Ah oui, Macbook 12"... Mais je persiste sur l'improbabilité d'une panne exclusivement logicielle.


----------



## christophe.modafferi@gmai (22 Août 2022)

ericse a dit:


> Ah oui, Macbook 12"... Mais je persiste sur l'improbabilité d'une panne exclusivement logicielle.


Mais pourquoi est ce que le clavier répond bien sous Windows du coup…


----------



## christophe.modafferi@gmai (23 Août 2022)

Voilà une piste. La clé usb de démarrage Big sur est visible, la partition Mac, non


----------



## Sly54 (23 Août 2022)

christophe.modafferi@gmai a dit:


> C’est comme si la partition hfs n’était plus là


Ca empêchera le démarrage avec les touches cmd R
Ca ne devrait pas empêcher le démarrage avec les séquences de touches cmd alt (shift) R


----------



## Locke (23 Août 2022)

christophe.modafferi@gmai a dit:


> Voilà une piste. La clé usb de démarrage Big sur est visible, la partition Mac, non


Et pour cause, la partition pour macOS est complètement détruite, donc les séquences de touches de démarrage ne peuvent pas fonctionner. Comme tu as une clé USB d'installation de macOS Big Sur, tu redémarres et tu maintiens longuement la touche *alt/option* jusqu'à voir l'icône de cette clé USB. En la sélectionnant, tu pourras faire une installation.

Mais, mais, comme la partition de d'origine de macOS n'est plus présente, il faudra en faire le formatage et comme tu as une partition Windows, celle-ci ne fonctionnera plus même si elle sera visible. Pourquoi ? Au démarrage c'est la version de macOS en cours qui est le chef d'orchestre pour démarrer sur la partition macOS ou sur Windows. Comme les informations du fichier EFI boot ont été effacées, ta version de Windows ne pourra pas démarrer. Et non, il n'y a aucune bidouille possible, le mieux dès le départ est de formater complètement le disque dur à sa racine et de tout réinstaller.


----------



## christophe.modafferi@gmai (23 Août 2022)

Locke a dit:


> Et pour cause, la partition pour macOS est complètement détruite, donc les séquences de touches de démarrage ne peuvent pas fonctionner. Comme tu as une clé USB d'installation de macOS Big Sur, tu redémarres et tu maintiens longuement la touche *alt/option* jusqu'à voir l'icône de cette clé USB. En la sélectionnant, tu pourras faire une installation.
> 
> Mais, mais, comme la partition de d'origine de macOS n'est plus présente, il faudra en faire le formatage et comme tu as une partition Windows, celle-ci ne fonctionnera plus même si elle sera visible. Pourquoi ? Au démarrage c'est la version de macOS en cours qui est le chef d'orchestre pour démarrer sur la partition macOS ou sur Windows. Comme les informations du fichier EFI boot ont été effacées, ta version de Windows ne pourra pas démarrer. Et non, il n'y a aucune bidouille possible, le mieux dès le départ est de formater complètement le disque dur à sa racine et de tout réinstaller.

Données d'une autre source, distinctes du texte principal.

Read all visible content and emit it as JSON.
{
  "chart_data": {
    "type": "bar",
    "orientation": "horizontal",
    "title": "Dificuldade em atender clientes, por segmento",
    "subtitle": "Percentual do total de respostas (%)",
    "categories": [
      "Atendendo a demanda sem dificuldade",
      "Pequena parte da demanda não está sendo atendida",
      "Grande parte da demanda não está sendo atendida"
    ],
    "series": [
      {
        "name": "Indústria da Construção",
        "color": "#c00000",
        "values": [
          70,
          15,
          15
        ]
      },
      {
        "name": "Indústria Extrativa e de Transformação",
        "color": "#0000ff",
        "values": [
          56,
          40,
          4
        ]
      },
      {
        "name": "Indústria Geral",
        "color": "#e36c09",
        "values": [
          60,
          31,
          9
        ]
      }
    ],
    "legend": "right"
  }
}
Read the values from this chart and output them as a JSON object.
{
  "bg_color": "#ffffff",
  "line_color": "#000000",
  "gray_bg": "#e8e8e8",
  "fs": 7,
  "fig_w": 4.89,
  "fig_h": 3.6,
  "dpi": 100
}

Je suis d’accord avec ton diagnostique mais les touches ne prennent pas avant le démarrage de Windows. Pourtant les touches fonctionnent: command+R ouvre le « run » et option + maj. ouvrent le choix des langues. Donc le clavier n’a pas de problème physique…


----------



## Locke (23 Août 2022)

Et avec ta clé USB, ça donne quoi au démarrage, parce que là on tourne en rond ?


----------



## christophe.modafferi@gmai (23 Août 2022)

Locke a dit:


> Et avec ta clé USB, ça donne quoi au démarrage, parce que là on tourne en rond ?


a qui le dis-tu?  

rien, je démarre, elle clignote rouge, mais c'est windows qui se lance directement, je n'ai ni la pomme, ni le "dong", si je pouvais lancer la clé, je formaterais le tout via l'utilitaire de disque...


----------



## Sly54 (23 Août 2022)

christophe.modafferi@gmai a dit:


> Je suis d’accord avec ton diagnostique mais les touches ne prennent pas avant le démarrage de Windows. Pourtant les touches fonctionnent: command+R ouvre le « run » et option + maj. ouvrent le choix des langues. Donc le clavier n’a pas de problème physique…

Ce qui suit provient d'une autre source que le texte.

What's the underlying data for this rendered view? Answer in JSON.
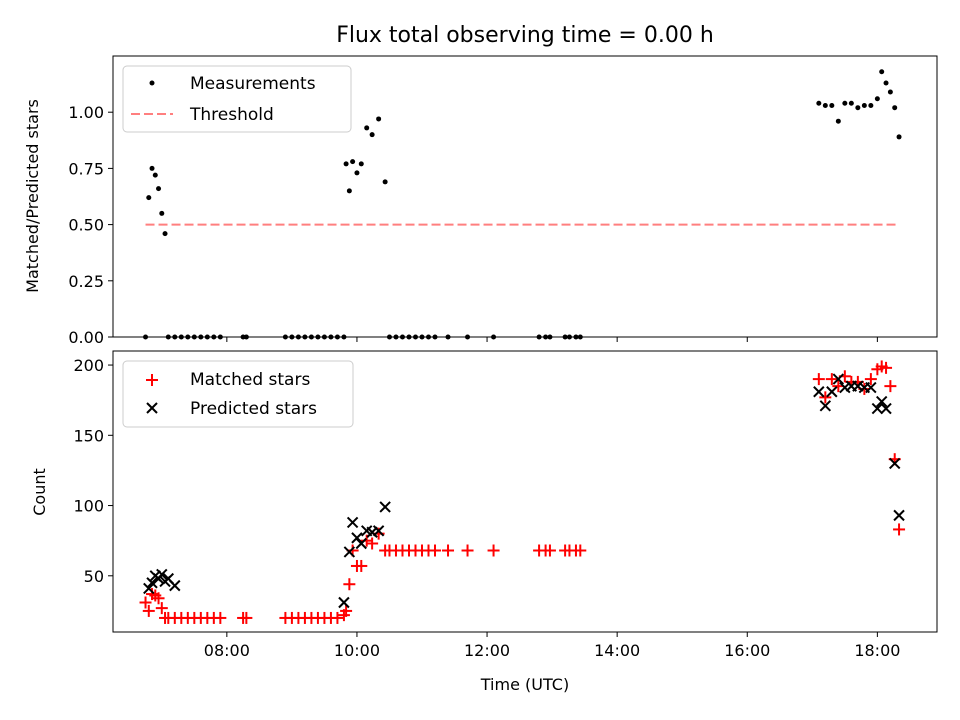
{
  "title": "Flux total observing time = 0.00 h",
  "colors": {
    "measurements": "#000000",
    "threshold": "#ff7f7f",
    "matched": "#ff0000",
    "predicted": "#000000"
  },
  "chart_data": [
    {
      "type": "scatter",
      "panel": "top",
      "ylabel": "Matched/Predicted stars",
      "ylim": [
        0,
        1.25
      ],
      "yticks": [
        "0.00",
        "0.25",
        "0.50",
        "0.75",
        "1.00"
      ],
      "x_range": [
        "06:15",
        "18:55"
      ],
      "legend": {
        "placement": "upper-left",
        "entries": [
          "Measurements",
          "Threshold"
        ]
      },
      "threshold": {
        "name": "Threshold",
        "value": 0.5,
        "x_start": "06:45",
        "x_end": "18:20"
      },
      "series": [
        {
          "name": "Measurements",
          "points": [
            [
              "06:45",
              0.0
            ],
            [
              "06:48",
              0.62
            ],
            [
              "06:51",
              0.75
            ],
            [
              "06:54",
              0.72
            ],
            [
              "06:57",
              0.66
            ],
            [
              "07:00",
              0.55
            ],
            [
              "07:03",
              0.46
            ],
            [
              "07:06",
              0.0
            ],
            [
              "07:12",
              0.0
            ],
            [
              "07:18",
              0.0
            ],
            [
              "07:24",
              0.0
            ],
            [
              "07:30",
              0.0
            ],
            [
              "07:36",
              0.0
            ],
            [
              "07:42",
              0.0
            ],
            [
              "07:48",
              0.0
            ],
            [
              "07:54",
              0.0
            ],
            [
              "08:15",
              0.0
            ],
            [
              "08:18",
              0.0
            ],
            [
              "08:54",
              0.0
            ],
            [
              "09:00",
              0.0
            ],
            [
              "09:06",
              0.0
            ],
            [
              "09:12",
              0.0
            ],
            [
              "09:18",
              0.0
            ],
            [
              "09:24",
              0.0
            ],
            [
              "09:30",
              0.0
            ],
            [
              "09:36",
              0.0
            ],
            [
              "09:42",
              0.0
            ],
            [
              "09:48",
              0.0
            ],
            [
              "09:50",
              0.77
            ],
            [
              "09:53",
              0.65
            ],
            [
              "09:56",
              0.78
            ],
            [
              "10:00",
              0.73
            ],
            [
              "10:04",
              0.77
            ],
            [
              "10:09",
              0.93
            ],
            [
              "10:14",
              0.9
            ],
            [
              "10:20",
              0.97
            ],
            [
              "10:26",
              0.69
            ],
            [
              "10:30",
              0.0
            ],
            [
              "10:36",
              0.0
            ],
            [
              "10:42",
              0.0
            ],
            [
              "10:48",
              0.0
            ],
            [
              "10:54",
              0.0
            ],
            [
              "11:00",
              0.0
            ],
            [
              "11:06",
              0.0
            ],
            [
              "11:12",
              0.0
            ],
            [
              "11:24",
              0.0
            ],
            [
              "11:42",
              0.0
            ],
            [
              "12:06",
              0.0
            ],
            [
              "12:48",
              0.0
            ],
            [
              "12:54",
              0.0
            ],
            [
              "12:58",
              0.0
            ],
            [
              "13:12",
              0.0
            ],
            [
              "13:16",
              0.0
            ],
            [
              "13:22",
              0.0
            ],
            [
              "13:26",
              0.0
            ],
            [
              "17:06",
              1.04
            ],
            [
              "17:12",
              1.03
            ],
            [
              "17:18",
              1.03
            ],
            [
              "17:24",
              0.96
            ],
            [
              "17:30",
              1.04
            ],
            [
              "17:36",
              1.04
            ],
            [
              "17:42",
              1.02
            ],
            [
              "17:48",
              1.03
            ],
            [
              "17:54",
              1.03
            ],
            [
              "18:00",
              1.06
            ],
            [
              "18:04",
              1.18
            ],
            [
              "18:08",
              1.13
            ],
            [
              "18:12",
              1.09
            ],
            [
              "18:16",
              1.02
            ],
            [
              "18:20",
              0.89
            ]
          ]
        }
      ]
    },
    {
      "type": "scatter",
      "panel": "bottom",
      "xlabel": "Time (UTC)",
      "ylabel": "Count",
      "ylim": [
        10,
        210
      ],
      "yticks": [
        50,
        100,
        150,
        200
      ],
      "x_range": [
        "06:15",
        "18:55"
      ],
      "xticks": [
        "08:00",
        "10:00",
        "12:00",
        "14:00",
        "16:00",
        "18:00"
      ],
      "legend": {
        "placement": "upper-left",
        "entries": [
          "Matched stars",
          "Predicted stars"
        ]
      },
      "series": [
        {
          "name": "Matched stars",
          "marker": "plus",
          "points": [
            [
              "06:45",
              31
            ],
            [
              "06:48",
              25
            ],
            [
              "06:51",
              37
            ],
            [
              "06:54",
              36
            ],
            [
              "06:57",
              34
            ],
            [
              "07:00",
              27
            ],
            [
              "07:03",
              20
            ],
            [
              "07:06",
              20
            ],
            [
              "07:12",
              20
            ],
            [
              "07:18",
              20
            ],
            [
              "07:24",
              20
            ],
            [
              "07:30",
              20
            ],
            [
              "07:36",
              20
            ],
            [
              "07:42",
              20
            ],
            [
              "07:48",
              20
            ],
            [
              "07:54",
              20
            ],
            [
              "08:15",
              20
            ],
            [
              "08:18",
              20
            ],
            [
              "08:54",
              20
            ],
            [
              "09:00",
              20
            ],
            [
              "09:06",
              20
            ],
            [
              "09:12",
              20
            ],
            [
              "09:18",
              20
            ],
            [
              "09:24",
              20
            ],
            [
              "09:30",
              20
            ],
            [
              "09:36",
              20
            ],
            [
              "09:42",
              20
            ],
            [
              "09:48",
              22
            ],
            [
              "09:50",
              25
            ],
            [
              "09:53",
              44
            ],
            [
              "09:56",
              68
            ],
            [
              "10:00",
              57
            ],
            [
              "10:04",
              57
            ],
            [
              "10:09",
              75
            ],
            [
              "10:14",
              73
            ],
            [
              "10:20",
              80
            ],
            [
              "10:26",
              68
            ],
            [
              "10:30",
              68
            ],
            [
              "10:36",
              68
            ],
            [
              "10:42",
              68
            ],
            [
              "10:48",
              68
            ],
            [
              "10:54",
              68
            ],
            [
              "11:00",
              68
            ],
            [
              "11:06",
              68
            ],
            [
              "11:12",
              68
            ],
            [
              "11:24",
              68
            ],
            [
              "11:42",
              68
            ],
            [
              "12:06",
              68
            ],
            [
              "12:48",
              68
            ],
            [
              "12:54",
              68
            ],
            [
              "12:58",
              68
            ],
            [
              "13:12",
              68
            ],
            [
              "13:16",
              68
            ],
            [
              "13:22",
              68
            ],
            [
              "13:26",
              68
            ],
            [
              "17:06",
              190
            ],
            [
              "17:12",
              177
            ],
            [
              "17:18",
              190
            ],
            [
              "17:24",
              185
            ],
            [
              "17:30",
              192
            ],
            [
              "17:36",
              188
            ],
            [
              "17:42",
              188
            ],
            [
              "17:48",
              183
            ],
            [
              "17:54",
              190
            ],
            [
              "18:00",
              197
            ],
            [
              "18:04",
              199
            ],
            [
              "18:08",
              198
            ],
            [
              "18:12",
              185
            ],
            [
              "18:16",
              133
            ],
            [
              "18:20",
              83
            ]
          ]
        },
        {
          "name": "Predicted stars",
          "marker": "x",
          "points": [
            [
              "06:48",
              41
            ],
            [
              "06:51",
              45
            ],
            [
              "06:54",
              50
            ],
            [
              "06:57",
              48
            ],
            [
              "07:00",
              51
            ],
            [
              "07:03",
              46
            ],
            [
              "07:06",
              48
            ],
            [
              "07:12",
              43
            ],
            [
              "09:48",
              31
            ],
            [
              "09:53",
              67
            ],
            [
              "09:56",
              88
            ],
            [
              "10:00",
              77
            ],
            [
              "10:04",
              73
            ],
            [
              "10:09",
              82
            ],
            [
              "10:14",
              81
            ],
            [
              "10:20",
              82
            ],
            [
              "10:26",
              99
            ],
            [
              "17:06",
              181
            ],
            [
              "17:12",
              171
            ],
            [
              "17:18",
              181
            ],
            [
              "17:24",
              190
            ],
            [
              "17:30",
              184
            ],
            [
              "17:36",
              185
            ],
            [
              "17:42",
              185
            ],
            [
              "17:48",
              184
            ],
            [
              "17:54",
              184
            ],
            [
              "18:00",
              169
            ],
            [
              "18:04",
              174
            ],
            [
              "18:08",
              169
            ],
            [
              "18:16",
              130
            ],
            [
              "18:20",
              93
            ]
          ]
        }
      ]
    }
  ]
}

Et j'imagine que lorsque tu as démarré sous Windows, tu ne peux pas lui dire de démarrer sur la clef USB sous MacOS ?


----------



## christophe.modafferi@gmai (23 Août 2022)

Sly54 a dit:


> Et j'imagine que lorsque tu as démarré sous Windows, tu ne peux pas lui dire de démarrer sur la clef USB sous MacOS ?

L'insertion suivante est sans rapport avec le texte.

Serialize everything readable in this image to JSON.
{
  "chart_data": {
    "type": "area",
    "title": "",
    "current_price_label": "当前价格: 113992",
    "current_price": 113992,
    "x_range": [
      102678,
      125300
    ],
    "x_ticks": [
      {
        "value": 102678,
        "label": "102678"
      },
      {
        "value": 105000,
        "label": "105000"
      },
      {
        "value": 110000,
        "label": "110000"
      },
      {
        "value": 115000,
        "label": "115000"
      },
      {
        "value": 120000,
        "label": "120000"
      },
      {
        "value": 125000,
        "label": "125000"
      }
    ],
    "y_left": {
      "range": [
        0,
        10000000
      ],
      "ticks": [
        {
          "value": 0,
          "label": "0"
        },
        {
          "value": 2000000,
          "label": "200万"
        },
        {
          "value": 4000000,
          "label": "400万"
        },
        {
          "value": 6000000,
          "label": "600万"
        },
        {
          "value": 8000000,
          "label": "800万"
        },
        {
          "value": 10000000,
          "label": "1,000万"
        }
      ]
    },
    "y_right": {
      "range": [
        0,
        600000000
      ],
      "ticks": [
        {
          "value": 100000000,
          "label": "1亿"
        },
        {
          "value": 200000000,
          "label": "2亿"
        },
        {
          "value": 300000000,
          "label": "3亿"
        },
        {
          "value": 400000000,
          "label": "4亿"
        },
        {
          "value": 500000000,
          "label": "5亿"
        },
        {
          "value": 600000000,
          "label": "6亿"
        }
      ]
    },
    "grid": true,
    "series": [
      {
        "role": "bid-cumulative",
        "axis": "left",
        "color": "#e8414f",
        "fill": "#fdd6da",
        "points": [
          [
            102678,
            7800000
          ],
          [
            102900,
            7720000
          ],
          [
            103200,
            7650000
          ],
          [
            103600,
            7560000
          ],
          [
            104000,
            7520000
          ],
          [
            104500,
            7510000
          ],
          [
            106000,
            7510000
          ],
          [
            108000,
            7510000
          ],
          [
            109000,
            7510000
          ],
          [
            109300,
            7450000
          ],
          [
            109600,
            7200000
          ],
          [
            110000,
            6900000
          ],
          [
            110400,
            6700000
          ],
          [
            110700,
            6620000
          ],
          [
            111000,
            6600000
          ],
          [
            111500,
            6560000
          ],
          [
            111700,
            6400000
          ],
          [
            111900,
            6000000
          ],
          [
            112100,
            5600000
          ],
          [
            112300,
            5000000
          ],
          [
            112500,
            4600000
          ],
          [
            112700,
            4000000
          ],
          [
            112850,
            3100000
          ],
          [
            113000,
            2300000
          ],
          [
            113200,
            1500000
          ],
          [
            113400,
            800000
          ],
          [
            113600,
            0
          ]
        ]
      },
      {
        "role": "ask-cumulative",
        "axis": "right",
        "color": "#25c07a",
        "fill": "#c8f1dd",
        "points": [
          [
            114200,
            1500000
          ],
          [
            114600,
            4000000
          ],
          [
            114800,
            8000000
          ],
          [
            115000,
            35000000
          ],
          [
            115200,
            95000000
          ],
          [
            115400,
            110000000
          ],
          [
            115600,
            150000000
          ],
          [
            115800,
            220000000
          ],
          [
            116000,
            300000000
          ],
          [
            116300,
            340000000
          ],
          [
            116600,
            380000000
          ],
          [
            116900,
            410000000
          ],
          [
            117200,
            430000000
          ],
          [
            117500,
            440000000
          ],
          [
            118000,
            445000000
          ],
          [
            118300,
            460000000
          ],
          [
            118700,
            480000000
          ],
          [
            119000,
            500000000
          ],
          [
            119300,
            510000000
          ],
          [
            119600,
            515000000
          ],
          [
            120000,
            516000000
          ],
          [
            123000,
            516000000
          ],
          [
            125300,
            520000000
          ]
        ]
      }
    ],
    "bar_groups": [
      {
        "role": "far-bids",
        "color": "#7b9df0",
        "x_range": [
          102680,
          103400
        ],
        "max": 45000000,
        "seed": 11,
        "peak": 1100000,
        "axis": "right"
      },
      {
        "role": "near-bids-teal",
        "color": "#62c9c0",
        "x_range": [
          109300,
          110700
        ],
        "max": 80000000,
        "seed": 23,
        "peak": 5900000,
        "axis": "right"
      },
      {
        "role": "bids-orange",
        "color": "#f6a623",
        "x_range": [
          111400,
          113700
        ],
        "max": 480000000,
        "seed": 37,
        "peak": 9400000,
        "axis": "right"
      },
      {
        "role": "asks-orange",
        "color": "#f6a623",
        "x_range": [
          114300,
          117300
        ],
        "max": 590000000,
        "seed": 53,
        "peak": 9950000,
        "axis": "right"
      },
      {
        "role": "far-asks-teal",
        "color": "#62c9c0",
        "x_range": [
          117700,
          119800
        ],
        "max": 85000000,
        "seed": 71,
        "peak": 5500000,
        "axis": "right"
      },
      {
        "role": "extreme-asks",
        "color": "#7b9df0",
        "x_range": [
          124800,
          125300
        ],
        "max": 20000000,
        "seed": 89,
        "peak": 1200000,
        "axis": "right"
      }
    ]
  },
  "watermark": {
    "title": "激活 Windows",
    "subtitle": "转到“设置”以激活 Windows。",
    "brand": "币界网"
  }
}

Non parce que Boot Camp me dit que la partition OS n’existe pas…


----------



## Locke (23 Août 2022)

christophe.modafferi@gmai a dit:


> rien, je démarre, elle clignote rouge


C'est bien, mais est-ce que tu maintiens longuement la touche *alt/option* ?


----------



## christophe.modafferi@gmai (23 Août 2022)

Locke a dit:


> C'est bien, mais est-ce que tu maintiens longuement la touche *alt/option* ?


Oui…


----------



## Locke (23 Août 2022)

christophe.modafferi@gmai a dit:


> Oui…


Tu as vérifié que cette clé USB d'installation fonctionne avec un autre Mac ? Est-ce que tu as suivi le protocole de chez Apple... https://support.apple.com/fr-fr/HT201372 ... ? Si tu as créé cette clé USB depuis Windows, tu oublies, ça ne fonctionnera pas. Elle est connectée où ta clé USB ?


----------



## christophe.modafferi@gmai (23 Août 2022)

Locke a dit:


> Tu as vérifié que cette clé USB d'installation fonctionne avec un autre Mac ? Est-ce que tu as suivi le protocole de chez Apple... https://support.apple.com/fr-fr/HT201372 ... ? Si tu as créé cette clé USB depuis Windows, tu oublies, ça ne fonctionnera pas.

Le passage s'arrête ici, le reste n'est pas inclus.